Mercedes admits on wrong choice of strategy for Lewis Hamilton in F1 Singapore GP, as it praises George Russell for holding up Charles Leclerc in the end.

There were couple of drivers who started the F1 Singapore GP on the soft compound, but the major player to do so was Hamilton after Mercedes decided to go with the strategy having looked at the historical data. He started from third and challenged Max Verstappen briefly but that was it for his day.

With no one the soft tyre around and the medium tyre doing well enough, it was more or less game over for Hamilton, who tried to hang on to third ahead of a slightly faster Russell and the Ferrari pair. Eventually, he was forced to pit early on degrading tyres.

They couldn’t even switch to medium tyres, which would have forced him on a 2-stop. They had to use the hard compound to see-through the grand prix, as he not only lost to Russell but also Charles Leclerc in the end. He managed to stay ahead of Carlos Sainz, though.

Mercedes made a mistake as they accepted in their post-race analysis. “Before I give the explanation, I’ll just start off by saying we shouldn’t have started on the Softs,” said James Allison. “That was a mistake. If we could turn back time, we would do what those around us did and select the Mediums.

“The reasoning was that the soft tyre very often allows you to get away from the start abruptly and allows you a good chance of jumping a place or two in the opening laps of the race. We had no real expectation before the race that we were going to suffer the sort of difficulties that we then experienced on the Soft rubber.

“So, we imagined we would get the upside of the Soft rubber, of getting a place or two. We didn’t, because that just isn’t the way the starts played out. And then we hoped that the downside of the Soft being a bit more fragile wouldn’t really play out particularly badly because on the whole, if you look back over the years in Singapore, on the whole the pace starts very, very easy at a Singapore race and the drivers then build up the pace over many, many laps, leaving a Soft tyre perfectly okay to run relatively deep into the pit window.

“So, we didn’t get the places at the start, the pace started building up from around about lap five and that left Lewis with a car that was not particularly happy anyway, suffering from quite poor tyre degradation and needing to come in early as a consequence and really ruined his race for him. Yeah, so just a clear mistake.

“It [medium for second stint] was considered, it was certainly there as a great weapon had there been a safety car at an opportune moment in the race, that would have been one of the upsides of that strategy but once embarked upon the Soft-Hard strategy, we were considering changing to a two-stop for Lewis at various points during the race.

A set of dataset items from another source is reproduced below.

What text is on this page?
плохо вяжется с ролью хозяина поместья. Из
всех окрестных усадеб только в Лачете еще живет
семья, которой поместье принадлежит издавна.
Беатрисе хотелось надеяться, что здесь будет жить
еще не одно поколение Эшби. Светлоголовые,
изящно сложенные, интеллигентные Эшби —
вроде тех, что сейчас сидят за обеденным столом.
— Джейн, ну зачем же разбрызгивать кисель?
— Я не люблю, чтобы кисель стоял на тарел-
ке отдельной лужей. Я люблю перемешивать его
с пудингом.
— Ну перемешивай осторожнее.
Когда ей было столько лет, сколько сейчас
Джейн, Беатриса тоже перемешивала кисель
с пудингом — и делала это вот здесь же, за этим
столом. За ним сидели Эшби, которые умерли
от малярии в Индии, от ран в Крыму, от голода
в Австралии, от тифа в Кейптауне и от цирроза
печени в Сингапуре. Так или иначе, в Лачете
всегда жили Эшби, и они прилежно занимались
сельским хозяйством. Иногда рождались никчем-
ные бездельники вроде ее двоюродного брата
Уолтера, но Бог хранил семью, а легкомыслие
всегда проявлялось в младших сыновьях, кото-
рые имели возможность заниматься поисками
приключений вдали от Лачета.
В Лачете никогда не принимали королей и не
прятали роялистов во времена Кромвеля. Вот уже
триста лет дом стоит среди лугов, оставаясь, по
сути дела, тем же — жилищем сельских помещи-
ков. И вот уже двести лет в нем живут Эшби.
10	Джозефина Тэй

“But, although that would have put him out on fresher rubber and he would have been swift on that fresher rubber, all our calculations suggested that he would not actually have gained back the pit stop loss. So it was there in the hutch, could have used it, would have been good at a safety car but in a normal uninterrupted race, which for the first time in forever we got in Singapore, that tyre was not a thing that would have helped Lewis’ weekend,” summed up Allison, as Hamilton did bring that topic during his visit to Petronas office in Malaysia to celebrate its 50th anniversary.

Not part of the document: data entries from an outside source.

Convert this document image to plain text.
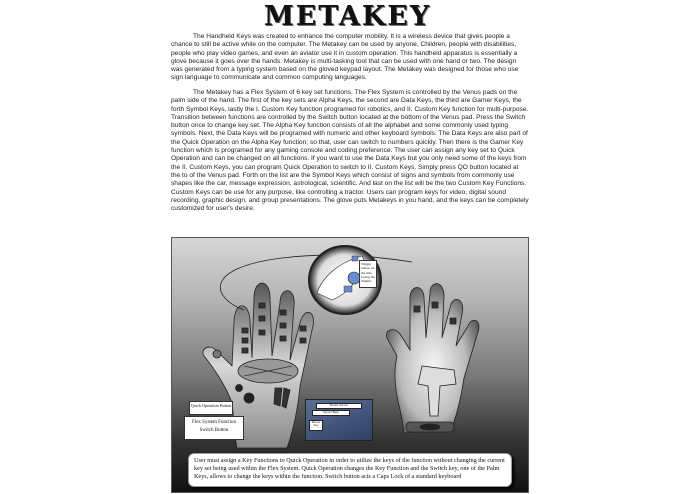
METAKEY
The Handheld Keys was created to enhance the computer mobility. It is a wireless device that gives people a chance to still be active while on the computer. The Metakey can be used by anyone, Children, people with disabilities, people who play video games, and even an aviator use it in custom operation. This handheld apparatus is essentially a glove because it goes over the hands. Metakey is multi-tasking tool that can be used with one hand or two. The design was generated from a typing system based on the gloved keypad layout. The Metakey was designed for those who use sign language to communicate and common computing languages.
The Metakey has a Flex System of 6 key set functions. The Flex System is controlled by the Venus pads on the palm side of the hand. The first of the key sets are Alpha Keys, the second are Data Keys, the third are Gamer Keys, the forth Symbol Keys, lastly the I. Custom Key function programed for robotics, and II. Custom Key function for multi-purpose. Transition between functions are controlled by the Switch button located at the bottom of the Venus pad. Press the Switch button once to change key set. The Alpha Key function consists of all the alphabet and some commonly used typing symbols. Next, the Data Keys will be programed with numeric and other keyboard symbols. The Data Keys are also part of the Quick Operation on the Alpha Key function; so that, user can switch to numbers quickly. Then there is the Gamer Key function which is programed for any gaming console and coding preference. The user can assign any key set to Quick Operation and can be changed on all functions. If you want to use the Data Keys but you only need some of the keys from the II. Custom Keys, you can program Quick Operation to switch to II. Custom Keys. Simply press QO button located at the to of the Venus pad. Forth on the list are the Symbol Keys which consist of signs and symbols from commonly use shapes like the car, message expression, astrological, scientific. And last on the list will be the two Custom Key Functions. Custom Keys can be use for any purpose, like controlling a tractor. Users can program keys for video, digital sound recording, graphic design, and group presentations. The glove puts Metakeys in you hand, and the keys can be completely customized for user's desire.
Trigger button on the side facing the thumbs
Quick Operation Button
Flex System Function Switch Button
Mouse Sensor
Sensor Base
Mouse Key
User must assign a Key Functions to Quick Operation in order to utilize the keys of the function without changing the current key set being used within the Flex System. Quick Operation changes the Key Function and the Switch key, one of the Palm Keys, allows to change the keys within the function. Switch button acts a Caps Lock of a standard keyboard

“We sat in our meeting in the morning of the race, actually the night before they already mentioned that they would like to split the cars,” said Hamilton at the event. “And for me, I was a bit perplexed by it. Because in the past, when we’ve ever been in that position. Normally if George has qualified well like he normally does and I’m out of the Top 10 or something, then we’ll split the strategies, but when we were so close, it didn’t make sense to me.

“So I battled as hard as I could to fight to go on the medium tyre, but the team continued to suggest that I started on the soft. And then when they took the tyre blankets off, everyone was on mediums. I was so angry, so already from that moment I’m frustrated. And then I tried my best to keep up with the guys ahead.

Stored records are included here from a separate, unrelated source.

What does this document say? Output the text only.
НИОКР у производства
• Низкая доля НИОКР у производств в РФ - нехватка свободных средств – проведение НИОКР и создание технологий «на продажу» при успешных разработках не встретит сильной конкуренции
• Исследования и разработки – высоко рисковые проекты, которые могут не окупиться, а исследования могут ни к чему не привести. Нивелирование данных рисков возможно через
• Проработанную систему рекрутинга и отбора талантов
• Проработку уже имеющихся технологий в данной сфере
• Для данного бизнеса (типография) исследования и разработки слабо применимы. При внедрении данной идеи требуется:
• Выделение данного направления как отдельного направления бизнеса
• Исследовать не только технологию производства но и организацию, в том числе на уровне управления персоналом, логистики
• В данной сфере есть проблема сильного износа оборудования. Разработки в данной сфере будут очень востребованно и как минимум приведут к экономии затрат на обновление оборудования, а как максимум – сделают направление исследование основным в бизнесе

“They were too fast. And then I just tried to make that tyre last as long as could and I had to stop on Lap 17. I knew from that moment, then the race was done for me, because the hard tyre was going to be a struggle in that heat. And we’d been struggling with the balance of the car all weekend, so we were changing so many different things.

“We got a good qualifying, but unfortunately, the race was too much of a struggle for us,” summed up Hamilton, as Russell too felt the Brit’s pain, when he added: “When I saw that [everybody around on the medium], I was thinking, ‘Lewis won’t be happy.”

His work was praised by Allison, though. Russell eventually managed to hold off a faster Leclerc after keeping his tyres alive for the last part. “I think great credit to George for preserving a bit of life in the tyre towards the end of the race,” said Allison. “Big up also to the guys at HPP who got all the switch settings dead right so that we had as much as the power unit was able to give for those very tense closing laps.

“And I think too that Leclerc had had to take a lot out of his tyres getting to George. So we saw some very, very fast laps from Charles earlier and that had allowed him to arrive up behind George with a few laps to have a go at him before the chequered flag but by the time he did get there he’d taken the edge off his tyres, there wasn’t quite as much for him to lean on when it came to getting by George.

“And then George drove very, very neat and tidily and just managed to stay ahead, which was a great relief to us and a good effort to George who was by that stage feeling a bit second best with the heat in the car and at the end of a long race.”